Lawyer Reid Weingarten suggested that Belnick is on trial as a scapegoat for the failings of others, mainly the board of directors that allowed the alleged excesses of Tyco’s former chief executive officer, Dennis Kozlowski, to go unchecked.
Belnick, 57, is now in his ninth week of trial in Manhattan’s state Supreme Court on charges of first-degree grand larceny, falsifying business records and securities fraud. He faces up to 25 years in prison if convicted on the top count, grand larceny.
Weingarten told jurors that Belnick believed that the compensation and loans he received at Tyco were properly authorized.
“He never made a decision or did anything that was not in good faith,” the defense lawyer said.
Prosecutors, however, contend that Belnick committed grand larceny when he accepted a bonus of $17 million in cash and stock awarded by Kozlowski. Belnick testified that Kozlowksi told him the bonus was for his work guiding Tyco unscathed through a Securities and Exchange Commission investigation.

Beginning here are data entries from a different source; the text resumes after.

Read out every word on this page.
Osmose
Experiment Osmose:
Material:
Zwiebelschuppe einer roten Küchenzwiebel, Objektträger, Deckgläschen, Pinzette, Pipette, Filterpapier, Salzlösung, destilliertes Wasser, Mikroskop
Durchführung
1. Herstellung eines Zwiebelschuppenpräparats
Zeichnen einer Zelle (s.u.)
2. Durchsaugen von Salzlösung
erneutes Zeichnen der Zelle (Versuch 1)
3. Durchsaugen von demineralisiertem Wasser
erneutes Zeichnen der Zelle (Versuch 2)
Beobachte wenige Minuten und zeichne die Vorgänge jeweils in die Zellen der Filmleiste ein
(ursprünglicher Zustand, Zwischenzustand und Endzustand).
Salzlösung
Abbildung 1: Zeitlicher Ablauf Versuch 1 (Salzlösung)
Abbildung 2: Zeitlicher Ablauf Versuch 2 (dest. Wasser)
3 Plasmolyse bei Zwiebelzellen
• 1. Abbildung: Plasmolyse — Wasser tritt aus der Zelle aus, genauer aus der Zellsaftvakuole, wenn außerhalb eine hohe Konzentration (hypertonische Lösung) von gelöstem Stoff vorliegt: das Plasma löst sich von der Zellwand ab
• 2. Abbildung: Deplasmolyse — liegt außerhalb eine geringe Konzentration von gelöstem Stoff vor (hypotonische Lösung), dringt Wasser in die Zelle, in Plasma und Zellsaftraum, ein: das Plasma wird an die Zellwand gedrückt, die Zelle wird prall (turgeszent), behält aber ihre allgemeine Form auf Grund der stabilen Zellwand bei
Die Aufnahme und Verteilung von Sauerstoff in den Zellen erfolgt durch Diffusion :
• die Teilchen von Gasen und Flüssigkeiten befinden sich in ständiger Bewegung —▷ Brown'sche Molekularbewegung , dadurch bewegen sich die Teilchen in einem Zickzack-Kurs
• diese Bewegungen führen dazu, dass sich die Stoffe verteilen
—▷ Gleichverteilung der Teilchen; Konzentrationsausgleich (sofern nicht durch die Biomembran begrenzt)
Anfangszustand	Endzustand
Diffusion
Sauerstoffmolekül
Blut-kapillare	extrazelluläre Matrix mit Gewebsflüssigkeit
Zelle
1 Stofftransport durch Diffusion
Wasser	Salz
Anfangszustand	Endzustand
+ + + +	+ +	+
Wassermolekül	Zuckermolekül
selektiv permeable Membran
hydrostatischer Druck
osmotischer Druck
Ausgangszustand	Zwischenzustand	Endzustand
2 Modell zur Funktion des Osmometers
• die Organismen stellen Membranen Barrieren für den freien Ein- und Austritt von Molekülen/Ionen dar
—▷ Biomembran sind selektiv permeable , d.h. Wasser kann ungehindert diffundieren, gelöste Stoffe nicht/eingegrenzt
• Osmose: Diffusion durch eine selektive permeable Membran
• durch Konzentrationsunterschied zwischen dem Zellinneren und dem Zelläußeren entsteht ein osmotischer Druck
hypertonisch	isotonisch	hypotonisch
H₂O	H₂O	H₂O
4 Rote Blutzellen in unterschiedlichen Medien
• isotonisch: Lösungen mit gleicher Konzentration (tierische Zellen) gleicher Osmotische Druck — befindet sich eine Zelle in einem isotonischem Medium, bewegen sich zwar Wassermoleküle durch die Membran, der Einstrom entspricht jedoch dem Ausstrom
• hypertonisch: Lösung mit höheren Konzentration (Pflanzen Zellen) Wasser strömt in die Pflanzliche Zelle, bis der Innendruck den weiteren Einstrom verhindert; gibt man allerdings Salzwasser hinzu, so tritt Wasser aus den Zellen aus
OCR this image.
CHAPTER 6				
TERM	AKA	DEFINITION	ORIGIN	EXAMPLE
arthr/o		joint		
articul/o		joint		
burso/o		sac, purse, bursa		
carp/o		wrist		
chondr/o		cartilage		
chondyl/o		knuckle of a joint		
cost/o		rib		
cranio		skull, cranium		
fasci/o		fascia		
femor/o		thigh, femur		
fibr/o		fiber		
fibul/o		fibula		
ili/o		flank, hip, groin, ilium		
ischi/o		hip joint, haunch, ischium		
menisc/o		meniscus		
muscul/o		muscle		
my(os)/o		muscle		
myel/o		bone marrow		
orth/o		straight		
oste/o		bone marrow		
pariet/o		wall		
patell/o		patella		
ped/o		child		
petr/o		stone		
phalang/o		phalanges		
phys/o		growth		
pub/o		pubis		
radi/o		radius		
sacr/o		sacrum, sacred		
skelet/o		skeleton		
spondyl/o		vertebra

But the government says the money was a payoff for helping to hide Kozlowski’s alleged thefts during the SEC probe. And, prosecutors say, Belnick knew the bonus was illegal because he knew Kozlowski was not authorized to grant it and he knew that Tyco’s board never approved it.
The falsifying business records charge stems from Belnick’s alleged misuse of Tyco’s relocation loan programs. Prosecutors say he used the $15 million in loans to buy a Manhattan apartment and a $10 million house in the ski resort town of Park City, Utah, without noting the loans on the proper forms.
But Weingarten disputed that Belnick was the recipient of inappropriate treatment. Recalling the testimony of Tyco’s former human resources director, Patricia Prue, Weingarten said Kozlowski forgave 40 to 50 loans – including Prue’s – worth a total of $95 million in 2000.
“But Mark Belnick’s loan was never forgiven,” Weingarten said. “The ‘co-schemer’ with Kozlowski didn’t have his relocation loan forgiven but over 40 other people did.”
Weingarten said that when Belnick arrived at Tyco as general counsel in 1998, the company was a Wall Street favorite, loosely run with most authority delegated by the board of directors to Kozlowski and chief financial officer Mark Swartz.
The lawyer noted that the board had given Kozlowski authority to go out and spend up to $200 million to buy any company he wanted without further board approval.
“In truth, this board was very happy to ride up the Kozlowski elevator in the 1990s,” Weingarten said. “They made a lot of money doing so. They were in effect his rubber stamp.”